Pour réussir cette mission, elle encourage les États non signataires à rejoindre le TNP et à conclure des accords de garanties. Après la découverte d’un certain nombre de programmes clandestins, un renforcement des contrôles a été défini et un Protocole additionnel a été signé par la majorité des États membres de l'AIEA(2).
- Assurer la sûreté et la sécurité nucléaires
La sûreté vise à protéger les populations et l’environnement contre une exposition nuisible aux radiations. L’AIEA travaille étroitement avec ses États membres en vue d’établir et de diffuser les meilleures pratiques de sûreté possibles.
En matière de sécurité, l’objectif de l’AIEA est de prévenir tout accès de terroristes aux installations et aux matières nucléaires ou radioactives. Les États membres soutiennent ce programme en contribuant au Fonds de Sécurité Nucléaire extrabudgétaire (FSN).
- Promouvoir l’utilisation pacifique des sciences et technologies nucléaires
L’AIEA encourage la coopération technique et scientifique dans tous les domaines des applications nucléaires (énergie, santé, environnement, etc.). Elle aide les États membres à évaluer et à planifier leurs besoins énergétiques.
Valeur juridique des inspections de l’AIEA
Les organisations internationales ne déterminent pas les obligations des États et ne définissent pas non plus les mesures nécessaires pour conduire leurs inspections. Ainsi, si l’AIEA démontre qu’un État n’a pas respecté ses obligations, elle ne peut qu’en référer au Conseil de sécurité de l’ONU (15 membres dont 5 permanents : Chine, États-Unis, France, Royaume-Uni, Russie) à qui il appartient de réagir.
Organisation interne de l’Agence
L’AIEA dispose de ses propres organes de décision au sein desquels les États membres déterminent les orientations à prendre :
- la Conférence générale des États membres de l’AIEA est l’organe directeur principal de l’Agence. Elle étudie et approuve le programme et le budget de l’AIEA, et prend des décisions sur des sujets portés à son attention par le Conseil des gouverneurs, le Directeur général ou les États membres. Elle se tient une fois par an (habituellement en septembre) ;
- le Conseil des gouverneurs est composé de 35 représentants d’États membres différents élus par la Conférence générale. Le Conseil fait des recommandations à la Conférence générale sur le programme et le budget de l’Agence, approuve les accords de garantie et la publication des standards de sûreté, et vote des résolutions.

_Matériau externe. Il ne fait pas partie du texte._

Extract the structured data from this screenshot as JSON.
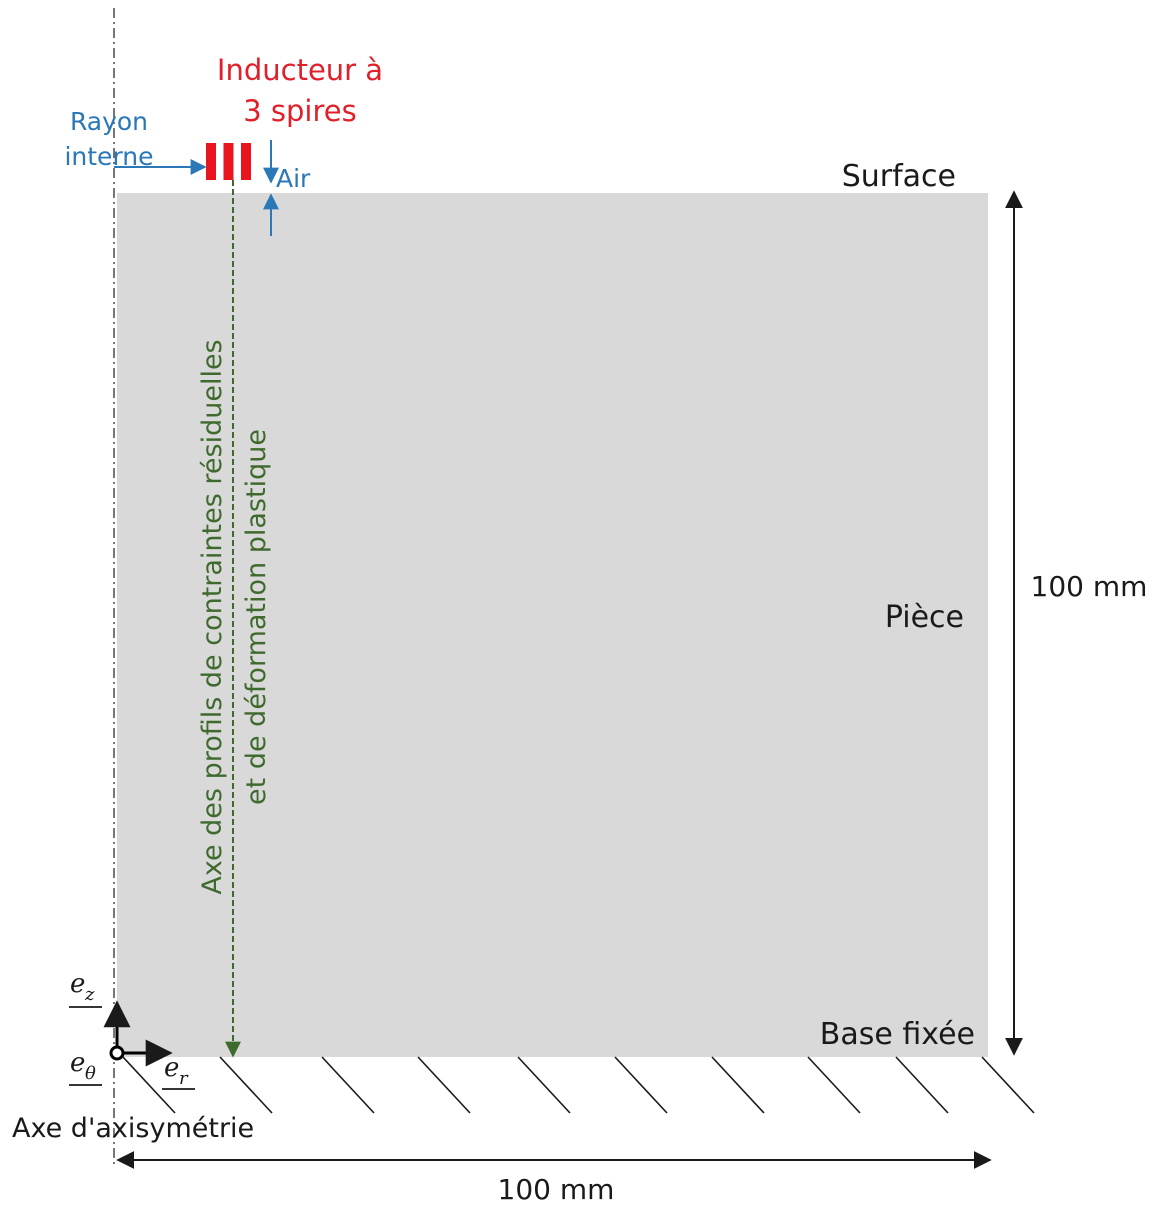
{
  "colors": {
    "piece_fill": "#d9d9d9",
    "inductor": "#e8141e",
    "blue": "#2a78b8",
    "green": "#3f6a2e",
    "black": "#1a1a1a"
  },
  "labels": {
    "inducteur_line1": "Inducteur à",
    "inducteur_line2": "3 spires",
    "rayon_line1": "Rayon",
    "rayon_line2": "interne",
    "air": "Air",
    "surface": "Surface",
    "piece": "Pièce",
    "base": "Base fixée",
    "axe_axi": "Axe d'axisymétrie",
    "dim_vertical": "100 mm",
    "dim_horizontal": "100 mm",
    "profile_line1": "Axe des profils de contraintes résiduelles",
    "profile_line2": "et de déformation plastique"
  },
  "axes": {
    "ez_base": "e",
    "ez_sub": "z",
    "er_base": "e",
    "er_sub": "r",
    "etheta_base": "e",
    "etheta_sub": "θ"
  },
  "inductor": {
    "turns": 3
  }
}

Cet organe a également la responsabilité de nommer le Directeur général (avec l'approbation de la Conférence générale). Il se réunit généralement cinq fois par an (en mars, en juin, deux fois en septembre - avant et après la Conférence générale - et en novembre) ;
- le Secrétariat compte environ 2 560 administrateurs et personnels d’appui, exécute les programmes et les activités approuvés par les organes directeurs de l’Agence. Il est dirigé par le Directeur général, le plus haut fonctionnaire de l’AIEA qui est nommé pour un mandat de quatre ans renouvelable.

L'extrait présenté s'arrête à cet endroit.